3. Influence of non-academic factors: it is assumed that residents of the suburb have full access to schools within that suburb. That is, external factors such as catchment zones and private versus public school policies are not taken into consideration.

### Domain Data

1. We considered all properties in terms of weekly rent
    * Converting from monthly to weekly rent: multiply by 84 and divide by 365 (Monthly rent is calculated as follows : weekly rent divided by 7 (days) x 365 (days) divided by 12 (months))
    * Converting from yearly to weekly rent: multiply by 7 and divide by 365. 

2. We assumed that the minimum monthly rent should be $500, everything below that is most likely to be car spaces or storage options. 
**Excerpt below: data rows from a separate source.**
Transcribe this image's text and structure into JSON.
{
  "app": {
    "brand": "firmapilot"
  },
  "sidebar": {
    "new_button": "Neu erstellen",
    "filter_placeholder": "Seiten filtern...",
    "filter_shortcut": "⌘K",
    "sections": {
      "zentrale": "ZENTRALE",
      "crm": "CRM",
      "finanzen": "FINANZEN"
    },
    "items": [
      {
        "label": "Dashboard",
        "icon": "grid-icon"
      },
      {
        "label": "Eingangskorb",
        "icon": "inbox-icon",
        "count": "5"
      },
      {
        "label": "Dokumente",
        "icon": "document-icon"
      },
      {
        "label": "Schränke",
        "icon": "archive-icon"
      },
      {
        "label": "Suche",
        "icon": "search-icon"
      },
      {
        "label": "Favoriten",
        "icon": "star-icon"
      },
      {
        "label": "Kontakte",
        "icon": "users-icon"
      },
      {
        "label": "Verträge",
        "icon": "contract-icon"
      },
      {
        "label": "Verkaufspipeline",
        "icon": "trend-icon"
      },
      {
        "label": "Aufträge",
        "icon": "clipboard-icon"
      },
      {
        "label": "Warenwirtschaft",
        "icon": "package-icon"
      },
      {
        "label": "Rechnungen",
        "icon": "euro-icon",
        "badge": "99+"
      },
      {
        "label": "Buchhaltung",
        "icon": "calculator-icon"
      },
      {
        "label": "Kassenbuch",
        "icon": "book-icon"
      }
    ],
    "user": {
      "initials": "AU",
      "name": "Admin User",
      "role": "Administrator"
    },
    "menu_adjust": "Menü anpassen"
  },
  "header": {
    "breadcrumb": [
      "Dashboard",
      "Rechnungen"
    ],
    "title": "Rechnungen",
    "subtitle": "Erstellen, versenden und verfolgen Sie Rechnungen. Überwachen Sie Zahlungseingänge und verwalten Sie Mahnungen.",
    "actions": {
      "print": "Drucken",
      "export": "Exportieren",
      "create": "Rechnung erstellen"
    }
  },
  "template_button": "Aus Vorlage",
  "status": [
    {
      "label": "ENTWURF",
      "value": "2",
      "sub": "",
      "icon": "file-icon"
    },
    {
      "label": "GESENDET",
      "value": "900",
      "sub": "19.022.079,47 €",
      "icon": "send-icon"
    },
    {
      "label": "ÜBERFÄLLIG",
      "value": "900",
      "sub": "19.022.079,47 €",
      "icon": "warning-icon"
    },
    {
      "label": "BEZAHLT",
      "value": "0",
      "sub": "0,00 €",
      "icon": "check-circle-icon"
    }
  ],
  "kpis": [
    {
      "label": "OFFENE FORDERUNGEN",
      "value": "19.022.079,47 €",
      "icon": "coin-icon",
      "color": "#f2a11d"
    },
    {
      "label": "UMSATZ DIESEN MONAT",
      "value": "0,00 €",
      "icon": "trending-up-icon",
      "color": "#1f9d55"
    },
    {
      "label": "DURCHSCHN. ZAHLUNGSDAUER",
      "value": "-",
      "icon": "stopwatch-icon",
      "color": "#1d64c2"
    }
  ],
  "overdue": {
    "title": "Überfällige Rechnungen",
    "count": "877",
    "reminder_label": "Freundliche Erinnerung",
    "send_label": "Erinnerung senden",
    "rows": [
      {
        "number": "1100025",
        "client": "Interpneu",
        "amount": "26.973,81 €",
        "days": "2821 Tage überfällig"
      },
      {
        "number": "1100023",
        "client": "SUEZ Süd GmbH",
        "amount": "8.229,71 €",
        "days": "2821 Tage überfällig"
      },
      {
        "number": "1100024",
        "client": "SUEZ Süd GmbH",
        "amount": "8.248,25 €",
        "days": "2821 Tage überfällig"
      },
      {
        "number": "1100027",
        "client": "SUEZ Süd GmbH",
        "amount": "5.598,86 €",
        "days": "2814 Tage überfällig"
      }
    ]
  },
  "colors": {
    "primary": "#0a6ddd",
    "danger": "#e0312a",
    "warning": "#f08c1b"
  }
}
3. We assumed the maximum weekly rent would be $5000 and removed those above that.
    * If the rental price does not specify weekly or monthly, and if it is less than $5000, we assume that it is weekly. 
    * As a result we removed properties that rented 'by the season'. 

4. We determine whether or not a property is furnished by the description or the initial feature list. From the feature list we only say it's furnished if it's verified (i.e. no *). This is due to the nature of the data from the domain website itself, wherein features with * are unverified. 

5. When taking the rental price and they specify the price for both unfurnished and furnished, we always take furnished and take the higher number (basically assuming that furnished properties are always more expensive than unfurnished properties).

6. For weekly rent that specified a range (e.g. 650 - 700 a week), we take the average of the two numbers. 

7. We also got rid of properties that rented per night as we are only considering properties that are rented for long term stays. 

8. We decided to map different property types into just 2 categories, House and Apartment. 

mapping = {
    'House': 'House',
    'Apartment / Unit / Flat': 'Apartment',
    'Townhouse': 'House',
    'Studio': 'Apartment', 
    'Villa': 'House',
    'New House & Land': 'House',
    'New Apartments / Off the Plan': 'Apartment',
    'Semi-Detached': 'House',
    'Duplex': 'House',
    'Terrace': 'House',
}

9. We removed properties that do not specify rental price, and do not have any information on the number of rooms (bed and bath). We also removed properties with 0 beds or 0 baths. 

10. We removed properties that had more than 12 parking spaces (we manually inspected the properties with more than 5 parking spaces and found that most of them were still within reasonable ranges, with properties having more than 12 parking spaces to be outliers)

## Income

We interpolated the income data between the 2016 and 2021 census data to get the data for each year, assuming a linear relationship

## Limitations

### Education:  
1. Ranking criteria differences across school stages: ranking primary and secondary schools together was challenging due to the differences in their ducational objectives and outcomes. A secondary school's ranking might influence real estate more significantly due to its relevance to ATAR/VCE scores, while primary schools often lack performance-based rankings. Tertiary instituions are often highly selective and profession specific in the offered courses, making it difficult to rank them due to the diversity of the content provided. Hence, education density was used to identify top suburbs instead.

2. Quality vs. Quantity dilemma: the use of "education density" measures the quantity of schools but fails to account for the quality of education provided by each institution. A suburb with many low-performing schools could appear more favorable than one with fewer but higher-performing schools.